It's because the errors in the internal representations of 4.64 and 2.0 combine constructively (meaning they make a larger error).
Technically speaking, 2.64 isn't stored exactly, either. However, there is a particular representation that corresponds to 2.64. Think about the fact that 4.64 and 2.0 aren't stored exactly, either, though. The errors in 4.64 and 2.0 are combining to produce an even larger error, one large enough that their subtraction does not give the representation of 2.64.

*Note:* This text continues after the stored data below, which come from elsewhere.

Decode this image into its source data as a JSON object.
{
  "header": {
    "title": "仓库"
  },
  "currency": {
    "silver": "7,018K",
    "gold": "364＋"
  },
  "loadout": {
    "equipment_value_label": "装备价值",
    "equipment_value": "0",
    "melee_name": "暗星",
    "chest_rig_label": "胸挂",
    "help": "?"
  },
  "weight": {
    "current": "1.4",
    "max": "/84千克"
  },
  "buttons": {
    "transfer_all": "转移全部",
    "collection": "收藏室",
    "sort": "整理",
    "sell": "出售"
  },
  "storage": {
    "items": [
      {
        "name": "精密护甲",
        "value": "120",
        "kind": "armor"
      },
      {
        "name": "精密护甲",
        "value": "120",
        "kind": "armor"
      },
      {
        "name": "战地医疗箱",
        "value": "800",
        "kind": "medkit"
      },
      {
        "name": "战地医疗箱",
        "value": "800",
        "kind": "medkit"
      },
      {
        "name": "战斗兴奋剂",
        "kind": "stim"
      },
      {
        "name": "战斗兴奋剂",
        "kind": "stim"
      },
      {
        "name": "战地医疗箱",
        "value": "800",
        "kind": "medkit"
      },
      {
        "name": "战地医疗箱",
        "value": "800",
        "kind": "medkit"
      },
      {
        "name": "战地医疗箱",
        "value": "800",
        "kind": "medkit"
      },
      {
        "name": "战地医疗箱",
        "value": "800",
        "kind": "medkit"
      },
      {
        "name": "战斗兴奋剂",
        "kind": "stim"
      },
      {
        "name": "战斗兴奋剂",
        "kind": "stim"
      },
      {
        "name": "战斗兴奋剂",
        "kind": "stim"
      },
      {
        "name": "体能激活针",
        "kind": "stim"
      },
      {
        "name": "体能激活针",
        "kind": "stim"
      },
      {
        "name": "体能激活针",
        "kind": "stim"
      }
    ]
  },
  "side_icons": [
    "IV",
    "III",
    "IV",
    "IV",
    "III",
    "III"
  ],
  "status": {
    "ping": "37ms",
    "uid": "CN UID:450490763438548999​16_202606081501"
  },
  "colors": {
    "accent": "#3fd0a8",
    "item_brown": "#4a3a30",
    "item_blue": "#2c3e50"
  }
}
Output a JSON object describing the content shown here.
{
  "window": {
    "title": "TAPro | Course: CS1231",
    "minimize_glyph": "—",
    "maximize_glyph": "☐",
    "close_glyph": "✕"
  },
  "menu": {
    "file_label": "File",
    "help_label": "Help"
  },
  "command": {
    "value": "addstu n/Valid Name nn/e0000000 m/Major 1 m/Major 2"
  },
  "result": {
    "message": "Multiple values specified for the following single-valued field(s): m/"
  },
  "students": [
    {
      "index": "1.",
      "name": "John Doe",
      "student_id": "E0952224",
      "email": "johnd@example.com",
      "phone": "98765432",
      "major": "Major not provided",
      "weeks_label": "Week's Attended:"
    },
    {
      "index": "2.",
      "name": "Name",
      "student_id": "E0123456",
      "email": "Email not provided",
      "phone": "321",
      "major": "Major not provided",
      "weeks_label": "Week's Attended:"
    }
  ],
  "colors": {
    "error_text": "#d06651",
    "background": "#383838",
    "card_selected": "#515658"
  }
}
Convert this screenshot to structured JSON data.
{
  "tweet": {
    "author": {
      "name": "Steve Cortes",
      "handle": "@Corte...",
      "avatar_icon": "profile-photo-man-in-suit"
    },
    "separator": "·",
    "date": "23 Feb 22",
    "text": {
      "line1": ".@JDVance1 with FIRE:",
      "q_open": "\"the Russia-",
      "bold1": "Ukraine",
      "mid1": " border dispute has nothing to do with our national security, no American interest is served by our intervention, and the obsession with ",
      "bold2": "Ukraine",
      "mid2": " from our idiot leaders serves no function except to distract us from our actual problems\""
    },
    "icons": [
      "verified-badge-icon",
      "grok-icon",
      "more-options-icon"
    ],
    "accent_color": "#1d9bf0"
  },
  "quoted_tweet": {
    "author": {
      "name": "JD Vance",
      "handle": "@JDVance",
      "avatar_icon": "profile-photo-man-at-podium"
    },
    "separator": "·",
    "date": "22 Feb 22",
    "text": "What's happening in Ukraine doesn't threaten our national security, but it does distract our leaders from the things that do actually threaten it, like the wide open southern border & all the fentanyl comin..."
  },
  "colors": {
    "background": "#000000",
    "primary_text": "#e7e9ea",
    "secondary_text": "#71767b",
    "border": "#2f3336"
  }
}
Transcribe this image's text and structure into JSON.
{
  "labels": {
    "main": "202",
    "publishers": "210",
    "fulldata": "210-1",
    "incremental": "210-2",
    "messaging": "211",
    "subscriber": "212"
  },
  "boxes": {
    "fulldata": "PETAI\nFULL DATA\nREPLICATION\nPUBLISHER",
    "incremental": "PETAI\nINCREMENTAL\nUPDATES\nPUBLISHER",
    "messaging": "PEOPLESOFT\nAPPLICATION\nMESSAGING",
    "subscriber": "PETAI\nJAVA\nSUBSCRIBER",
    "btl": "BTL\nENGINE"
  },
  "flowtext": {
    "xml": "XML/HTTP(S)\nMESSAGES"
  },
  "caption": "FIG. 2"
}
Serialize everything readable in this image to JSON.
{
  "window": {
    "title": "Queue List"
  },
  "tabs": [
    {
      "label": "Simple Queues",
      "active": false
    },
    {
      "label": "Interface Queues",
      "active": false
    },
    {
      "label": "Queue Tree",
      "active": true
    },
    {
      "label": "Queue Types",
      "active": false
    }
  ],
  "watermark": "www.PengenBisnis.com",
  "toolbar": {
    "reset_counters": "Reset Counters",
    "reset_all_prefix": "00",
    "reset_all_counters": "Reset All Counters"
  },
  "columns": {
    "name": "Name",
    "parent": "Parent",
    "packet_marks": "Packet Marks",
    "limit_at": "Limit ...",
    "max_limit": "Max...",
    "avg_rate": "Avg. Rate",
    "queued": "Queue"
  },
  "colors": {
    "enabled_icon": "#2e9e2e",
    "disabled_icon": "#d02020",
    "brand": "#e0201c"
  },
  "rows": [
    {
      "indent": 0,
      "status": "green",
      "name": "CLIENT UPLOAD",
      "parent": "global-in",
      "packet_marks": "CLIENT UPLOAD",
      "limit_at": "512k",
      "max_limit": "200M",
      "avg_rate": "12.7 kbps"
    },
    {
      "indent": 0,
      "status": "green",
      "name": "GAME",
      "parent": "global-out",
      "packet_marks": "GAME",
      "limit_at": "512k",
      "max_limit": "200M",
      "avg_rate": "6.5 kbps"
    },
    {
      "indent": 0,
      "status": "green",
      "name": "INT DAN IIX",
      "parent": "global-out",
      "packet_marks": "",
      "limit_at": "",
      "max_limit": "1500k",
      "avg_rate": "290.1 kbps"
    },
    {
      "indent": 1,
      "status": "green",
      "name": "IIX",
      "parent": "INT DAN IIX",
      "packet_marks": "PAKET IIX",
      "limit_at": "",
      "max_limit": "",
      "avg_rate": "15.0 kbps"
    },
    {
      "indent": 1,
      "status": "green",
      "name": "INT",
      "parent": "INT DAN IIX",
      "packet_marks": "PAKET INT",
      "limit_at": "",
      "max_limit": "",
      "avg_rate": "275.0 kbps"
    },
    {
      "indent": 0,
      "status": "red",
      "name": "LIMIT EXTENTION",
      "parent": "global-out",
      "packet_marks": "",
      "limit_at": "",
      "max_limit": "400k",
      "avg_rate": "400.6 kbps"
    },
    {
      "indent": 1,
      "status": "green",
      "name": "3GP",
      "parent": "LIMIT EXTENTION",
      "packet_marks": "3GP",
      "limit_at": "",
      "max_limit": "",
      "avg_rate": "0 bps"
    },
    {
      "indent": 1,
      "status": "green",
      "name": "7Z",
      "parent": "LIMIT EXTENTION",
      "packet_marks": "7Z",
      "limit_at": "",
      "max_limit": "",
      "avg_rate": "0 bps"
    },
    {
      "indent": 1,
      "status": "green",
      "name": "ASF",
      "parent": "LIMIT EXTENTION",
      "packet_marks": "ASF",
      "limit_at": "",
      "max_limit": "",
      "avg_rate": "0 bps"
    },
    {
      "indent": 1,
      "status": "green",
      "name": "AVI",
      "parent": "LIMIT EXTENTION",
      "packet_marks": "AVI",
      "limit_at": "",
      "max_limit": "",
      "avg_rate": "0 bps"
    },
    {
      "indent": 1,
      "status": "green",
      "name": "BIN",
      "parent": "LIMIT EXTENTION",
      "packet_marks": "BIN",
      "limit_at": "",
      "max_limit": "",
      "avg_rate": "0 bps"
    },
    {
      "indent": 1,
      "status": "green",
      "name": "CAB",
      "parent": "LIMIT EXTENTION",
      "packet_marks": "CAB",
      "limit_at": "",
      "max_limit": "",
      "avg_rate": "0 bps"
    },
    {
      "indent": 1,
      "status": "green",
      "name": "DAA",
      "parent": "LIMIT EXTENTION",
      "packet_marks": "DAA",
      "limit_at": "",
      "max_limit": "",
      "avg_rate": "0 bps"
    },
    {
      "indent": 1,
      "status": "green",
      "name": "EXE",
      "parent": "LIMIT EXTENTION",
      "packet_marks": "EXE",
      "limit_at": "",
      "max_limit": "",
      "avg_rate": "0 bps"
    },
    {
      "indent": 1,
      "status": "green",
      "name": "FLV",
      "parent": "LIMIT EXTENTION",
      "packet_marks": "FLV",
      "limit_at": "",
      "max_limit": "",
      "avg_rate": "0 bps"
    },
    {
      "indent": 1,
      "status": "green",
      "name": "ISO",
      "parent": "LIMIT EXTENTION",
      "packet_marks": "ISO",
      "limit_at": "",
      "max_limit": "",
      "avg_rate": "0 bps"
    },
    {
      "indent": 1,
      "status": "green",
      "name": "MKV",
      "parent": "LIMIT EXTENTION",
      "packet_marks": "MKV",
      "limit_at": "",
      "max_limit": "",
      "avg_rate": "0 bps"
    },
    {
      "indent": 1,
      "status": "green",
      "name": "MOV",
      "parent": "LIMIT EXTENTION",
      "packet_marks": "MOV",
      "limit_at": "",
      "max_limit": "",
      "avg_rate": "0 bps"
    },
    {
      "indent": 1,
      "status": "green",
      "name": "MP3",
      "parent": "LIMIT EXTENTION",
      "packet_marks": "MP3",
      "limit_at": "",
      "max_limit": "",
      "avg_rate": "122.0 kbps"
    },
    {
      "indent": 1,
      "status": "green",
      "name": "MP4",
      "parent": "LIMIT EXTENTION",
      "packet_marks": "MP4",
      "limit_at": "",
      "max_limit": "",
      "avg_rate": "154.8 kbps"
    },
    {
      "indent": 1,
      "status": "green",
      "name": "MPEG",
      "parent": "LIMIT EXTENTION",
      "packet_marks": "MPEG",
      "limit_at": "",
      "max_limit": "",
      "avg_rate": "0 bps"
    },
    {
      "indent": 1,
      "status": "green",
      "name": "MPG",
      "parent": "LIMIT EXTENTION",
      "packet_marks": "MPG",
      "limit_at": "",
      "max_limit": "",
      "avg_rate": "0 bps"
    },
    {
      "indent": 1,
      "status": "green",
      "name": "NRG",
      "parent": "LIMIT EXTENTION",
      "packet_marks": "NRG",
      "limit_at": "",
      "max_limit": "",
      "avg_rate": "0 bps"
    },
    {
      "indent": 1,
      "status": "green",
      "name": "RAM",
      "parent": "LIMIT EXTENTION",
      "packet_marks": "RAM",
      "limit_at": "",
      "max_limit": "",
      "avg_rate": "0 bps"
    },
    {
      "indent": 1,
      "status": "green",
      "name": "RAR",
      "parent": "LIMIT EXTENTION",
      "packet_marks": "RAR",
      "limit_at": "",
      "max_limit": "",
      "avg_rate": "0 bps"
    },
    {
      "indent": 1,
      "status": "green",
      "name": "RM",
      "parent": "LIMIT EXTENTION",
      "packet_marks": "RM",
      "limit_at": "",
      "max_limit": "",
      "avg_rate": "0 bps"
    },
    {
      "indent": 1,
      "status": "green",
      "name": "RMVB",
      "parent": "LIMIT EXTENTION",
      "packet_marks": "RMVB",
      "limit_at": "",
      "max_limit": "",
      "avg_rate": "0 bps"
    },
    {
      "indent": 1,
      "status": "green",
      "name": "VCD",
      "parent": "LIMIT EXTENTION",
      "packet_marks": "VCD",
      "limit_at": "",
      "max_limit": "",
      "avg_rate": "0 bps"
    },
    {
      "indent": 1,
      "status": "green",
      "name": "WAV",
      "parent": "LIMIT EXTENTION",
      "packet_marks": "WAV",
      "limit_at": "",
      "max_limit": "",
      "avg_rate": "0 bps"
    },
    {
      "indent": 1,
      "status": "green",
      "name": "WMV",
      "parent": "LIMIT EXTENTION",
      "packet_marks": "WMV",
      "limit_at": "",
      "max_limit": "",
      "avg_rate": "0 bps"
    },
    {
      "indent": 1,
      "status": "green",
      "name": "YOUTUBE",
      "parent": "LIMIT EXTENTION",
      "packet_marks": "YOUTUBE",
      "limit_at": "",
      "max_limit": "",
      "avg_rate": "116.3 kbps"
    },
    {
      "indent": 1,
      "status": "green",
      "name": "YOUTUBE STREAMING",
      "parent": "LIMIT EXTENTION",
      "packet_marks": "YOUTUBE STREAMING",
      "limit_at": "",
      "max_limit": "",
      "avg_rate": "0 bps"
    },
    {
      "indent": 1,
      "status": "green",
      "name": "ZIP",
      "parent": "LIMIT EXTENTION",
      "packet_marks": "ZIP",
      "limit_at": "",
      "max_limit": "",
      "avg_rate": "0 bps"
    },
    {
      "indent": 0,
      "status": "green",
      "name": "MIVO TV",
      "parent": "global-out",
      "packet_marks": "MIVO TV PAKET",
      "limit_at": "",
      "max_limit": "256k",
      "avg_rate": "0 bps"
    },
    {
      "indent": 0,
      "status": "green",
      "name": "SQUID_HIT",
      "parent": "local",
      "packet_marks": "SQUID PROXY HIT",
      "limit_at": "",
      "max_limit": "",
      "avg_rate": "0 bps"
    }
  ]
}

The answer is off by 3*10^-16. To give something of an example of how that can happen, let's pretend the representation for 4.64 is 2*10^-16 too small and the representation for 2.0 is 1*10^-16 too large. Then you would get
(4.64 - 2*10^-16) - (2.0 + 1*10^-16) = 2.64 - 3*10^-16
So when the calculation is done, the two errors have combined to create an even bigger error. But if the representation for 2.64 is only off by 1*10^-16, then this would not be considered equal to 2.64 by the computer.
It's also possible that 4.64 just has a larger error than 2.64 even if 2.0 has no error. If 4.64's representation is 3*10^-16 too small, you get the same thing:
(4.64 - 3*10^-16) - 2.0 = 2.64 - 3*10^-16
Again, if the representation of 2.64 is only off by 1*10^-16, then this result would not be considered equal to 2.64.
I don't know the exact errors in the real representations, but something similar to that is happening, just with different values. Hope that makes sense. Feel free to ask for clarification.